The problem in my opinion is that windows tries to make stuff easy for a price and most people are willing to give a $100 for a gaming "OS"/windows and any compatibility layer sounds scary to a user who is used to .exe. I am a half good example as when I built my PC I got win 10 so I could game and guess what the main games I play using proton they run as good or better than on windows. I do have a win 10 drive setup but only for multiplayer games. But still fs22 just launched 2-3 days ago runs perfectly using proton on Linux.And as for like the driver problems like the 2 monitor fun from what I can tell thats just xorg drivers and when installing why would you need two screens.
It's interesting for me to see this challenge, because for the most part, I went through the same challenges that Linus went through, so to me, this seems to be a common pattern with new folks switching over to Linux from Windows.
If you think about it. When we switch from Windows to Linux having never used Linux before, we all try and use Linux the way we use Windows because in reality, that is really the only reference we have on how to use an OS. But the one thing you learn early on, is that the way Windows works is different from the way Linux works. And as soon as you realise this, you start to understand Linux better.
I've been a desktop Linux user for about 4-5 months and I started using Linux full time about 3 months ago. So for me, it's been more than a month, but still not enough to consider myself a veteran Desktop Linux user. Yes, I am technical, I can figure out most of the issues on my own without much help, but I know I am the minority as most people are not as technical. We can actually see this when we have new users on the forum trying to install and run Linux but get stuck and ask for help.
I think the best thing to do, when switching to Linux, is to prepare yourself to spend some time learning the terminal, understanding how package management works, how to look in logs for errors, etc.. the basics.
I also feel like most Linux distros, are not beginner friendly. Yes you have Ubuntu, maybe some other distros that are based on Debian that could be used for the most part with a GUI, but let's be honest, Linux vs Windows debate is always going to be a debate, there are positives and negatives to both experiences, what matters is what you enjoy using.
I use both Windows and Linux in a dual boot fashion where I game mostly on Windows, but then everything else I do is on Linux. Gaming on Linux has come a long way, but it is not where Windows is, the experience on Windows for gaming in my eyes is a lot better. It's not just about installing and running the games, but actually game performance where most of the titles, especially new titles, just run better on Windows with less stuttering, more fps, and less crashes, at least from experience so far. I have been able to get games like WoW, FF14, etc running well on Linux, but I had to do a bunch of tweaks and download some packages to make it run this way. You dont typically deal with these types of issues on Windows. Yes you might need to download some minor packages, but that is usually done by the installer of the game. In the case of Linux, the same thing needs to be done, only you'd need to use Lutris and a script to pull this off, on top of that, you still might have to do some tweaks to make it work smooth.

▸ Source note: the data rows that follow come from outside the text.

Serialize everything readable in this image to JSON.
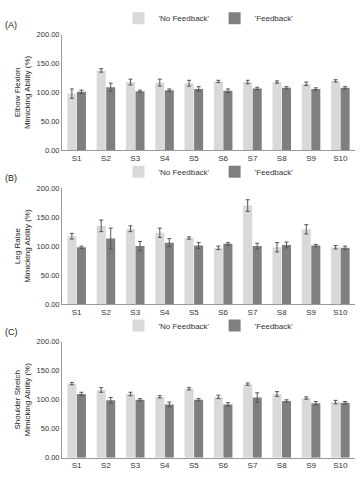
{
  "chart_data": [
    {
      "type": "bar",
      "title": "(A)",
      "y_label": "Elbow Flexion\nMimicking Ability (%)",
      "categories": [
        "S1",
        "S2",
        "S3",
        "S4",
        "S5",
        "S6",
        "S7",
        "S8",
        "S9",
        "S10"
      ],
      "series": [
        {
          "name": "'No Feedback'",
          "color": "#d9d9d9",
          "values": [
            98,
            138,
            118,
            117,
            116,
            119,
            118,
            118,
            115,
            120
          ],
          "errors": [
            8,
            3,
            5,
            6,
            5,
            2,
            3,
            2,
            3,
            2
          ]
        },
        {
          "name": "'Feedback'",
          "color": "#7f7f7f",
          "values": [
            101,
            109,
            102,
            104,
            106,
            103,
            107,
            108,
            106,
            108
          ],
          "errors": [
            3,
            7,
            2,
            2,
            4,
            3,
            2,
            2,
            2,
            2
          ]
        }
      ],
      "ylim": [
        0,
        200
      ],
      "yticks": [
        {
          "value": 0,
          "label": "0.00"
        },
        {
          "value": 50,
          "label": "50.00"
        },
        {
          "value": 100,
          "label": "100.00"
        },
        {
          "value": 150,
          "label": "150.00"
        },
        {
          "value": 200,
          "label": "200.00"
        }
      ],
      "grid": false,
      "legend": "top"
    },
    {
      "type": "bar",
      "title": "(B)",
      "y_label": "Leg Raise\nMimicking Ability (%)",
      "categories": [
        "S1",
        "S2",
        "S3",
        "S4",
        "S5",
        "S6",
        "S7",
        "S8",
        "S9",
        "S10"
      ],
      "series": [
        {
          "name": "'No Feedback'",
          "color": "#d9d9d9",
          "values": [
            117,
            135,
            130,
            123,
            114,
            97,
            170,
            98,
            129,
            98
          ],
          "errors": [
            5,
            10,
            5,
            8,
            2,
            3,
            10,
            8,
            8,
            3
          ]
        },
        {
          "name": "'Feedback'",
          "color": "#7f7f7f",
          "values": [
            98,
            113,
            100,
            106,
            101,
            104,
            100,
            102,
            101,
            97
          ],
          "errors": [
            2,
            18,
            8,
            7,
            5,
            2,
            5,
            5,
            2,
            3
          ]
        }
      ],
      "ylim": [
        0,
        200
      ],
      "yticks": [
        {
          "value": 0,
          "label": "0.00"
        },
        {
          "value": 50,
          "label": "50.00"
        },
        {
          "value": 100,
          "label": "100.00"
        },
        {
          "value": 150,
          "label": "150.00"
        },
        {
          "value": 200,
          "label": "200.00"
        }
      ],
      "grid": false,
      "legend": "top"
    },
    {
      "type": "bar",
      "title": "(C)",
      "y_label": "Shoulder Stretch\nMimicking Ability (%)",
      "categories": [
        "S1",
        "S2",
        "S3",
        "S4",
        "S5",
        "S6",
        "S7",
        "S8",
        "S9",
        "S10"
      ],
      "series": [
        {
          "name": "'No Feedback'",
          "color": "#d9d9d9",
          "values": [
            128,
            117,
            110,
            105,
            119,
            105,
            127,
            110,
            103,
            96
          ],
          "errors": [
            2,
            4,
            3,
            2,
            2,
            3,
            2,
            4,
            2,
            3
          ]
        },
        {
          "name": "'Feedback'",
          "color": "#7f7f7f",
          "values": [
            110,
            99,
            100,
            92,
            100,
            92,
            104,
            98,
            94,
            95
          ],
          "errors": [
            3,
            5,
            2,
            4,
            2,
            3,
            8,
            2,
            3,
            2
          ]
        }
      ],
      "ylim": [
        0,
        200
      ],
      "yticks": [
        {
          "value": 0,
          "label": "0.00"
        },
        {
          "value": 50,
          "label": "50.00"
        },
        {
          "value": 100,
          "label": "100.00"
        },
        {
          "value": 150,
          "label": "150.00"
        },
        {
          "value": 200,
          "label": "200.00"
        }
      ],
      "grid": false,
      "legend": "top"
    }
  ]
}
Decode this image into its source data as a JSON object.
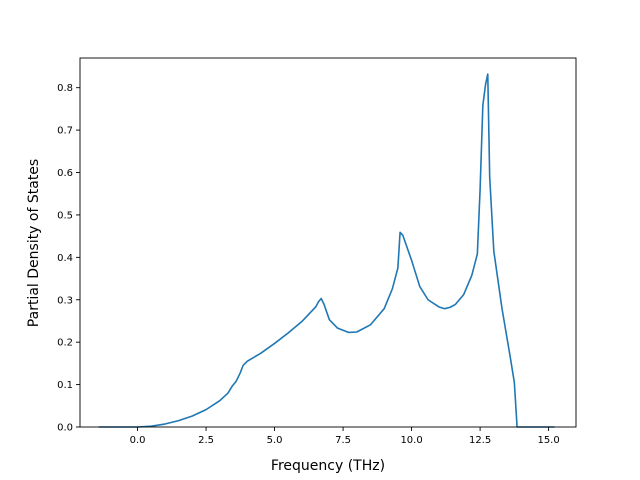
{
  "chart_data": {
    "type": "line",
    "title": "",
    "xlabel": "Frequency (THz)",
    "ylabel": "Partial Density of States",
    "xlim": [
      -2.1,
      16.0
    ],
    "ylim": [
      0.0,
      0.87
    ],
    "xticks": [
      0.0,
      2.5,
      5.0,
      7.5,
      10.0,
      12.5,
      15.0
    ],
    "xtick_labels": [
      "0.0",
      "2.5",
      "5.0",
      "7.5",
      "10.0",
      "12.5",
      "15.0"
    ],
    "yticks": [
      0.0,
      0.1,
      0.2,
      0.3,
      0.4,
      0.5,
      0.6,
      0.7,
      0.8
    ],
    "ytick_labels": [
      "0.0",
      "0.1",
      "0.2",
      "0.3",
      "0.4",
      "0.5",
      "0.6",
      "0.7",
      "0.8"
    ],
    "grid": false,
    "legend": false,
    "series": [
      {
        "color": "#1f77b4",
        "x": [
          -1.4,
          -1.0,
          -0.5,
          0.0,
          0.5,
          1.0,
          1.5,
          2.0,
          2.5,
          3.0,
          3.3,
          3.45,
          3.6,
          3.75,
          3.85,
          4.0,
          4.5,
          5.0,
          5.5,
          6.0,
          6.5,
          6.6,
          6.7,
          6.8,
          7.0,
          7.3,
          7.7,
          8.0,
          8.5,
          9.0,
          9.3,
          9.5,
          9.58,
          9.68,
          10.0,
          10.3,
          10.6,
          11.0,
          11.2,
          11.4,
          11.6,
          11.9,
          12.2,
          12.4,
          12.5,
          12.6,
          12.7,
          12.78,
          12.85,
          13.0,
          13.3,
          13.6,
          13.75,
          13.85,
          14.0,
          14.5,
          15.0,
          15.2
        ],
        "y": [
          0.0,
          0.0,
          0.0,
          0.0,
          0.002,
          0.007,
          0.015,
          0.026,
          0.041,
          0.062,
          0.08,
          0.096,
          0.108,
          0.128,
          0.145,
          0.155,
          0.174,
          0.197,
          0.222,
          0.249,
          0.283,
          0.295,
          0.303,
          0.29,
          0.253,
          0.233,
          0.223,
          0.224,
          0.241,
          0.279,
          0.326,
          0.375,
          0.459,
          0.452,
          0.393,
          0.331,
          0.3,
          0.283,
          0.279,
          0.282,
          0.289,
          0.312,
          0.358,
          0.408,
          0.56,
          0.758,
          0.808,
          0.832,
          0.59,
          0.415,
          0.279,
          0.165,
          0.105,
          0.0,
          0.0,
          0.0,
          0.0,
          0.0
        ]
      }
    ]
  }
}
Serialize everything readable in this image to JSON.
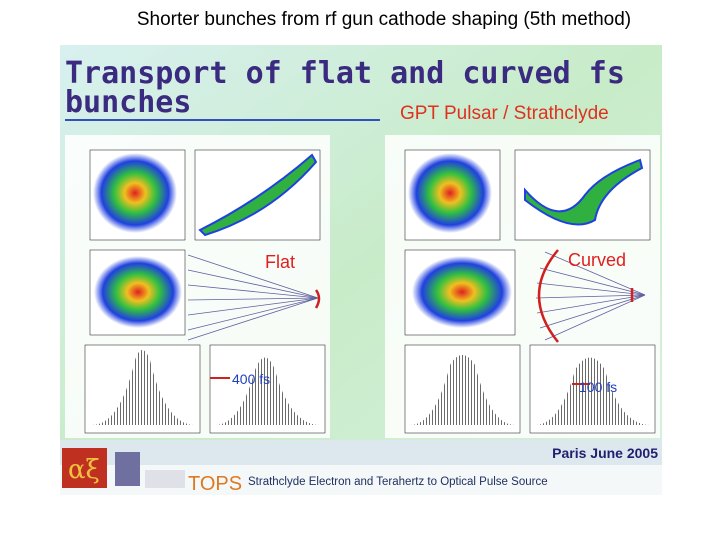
{
  "header": {
    "title": "Shorter bunches from rf gun cathode shaping (5th method)"
  },
  "slide": {
    "title_line1": "Transport of flat and curved fs",
    "title_line2": "bunches",
    "subtitle": "GPT Pulsar / Strathclyde",
    "labels": {
      "flat": "Flat",
      "curved": "Curved",
      "flat_length": "400 fs",
      "curved_length": "100 fs"
    },
    "footer": {
      "event": "Paris June 2005",
      "logo": "TOPS",
      "project": "Strathclyde Electron and Terahertz to Optical Pulse Source"
    }
  }
}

All this to say, when it comes to Gaming, Windows is just better, when it comes to being able to use your OS a lot more efficiently, with less spyware, and a less malware/viruses, and lots of customisation, Linux is definitely better.
Another interesting observation that I noticed, is that Windows typically seems to run smoother, it is snappier, seems to launch apps pretty quickly with smooth animations. With Linux, I find that this is something you have to tweak, configure, etc. Out of the box, I feel like Linux Desktop is not as smooth.
However, even with all the "jankiness" of Linux Desktop (GNU/Linux), I still love it, and will continue to use the OS as my primary, there's just so much tweaking and customisation that I can do, it's just awesome.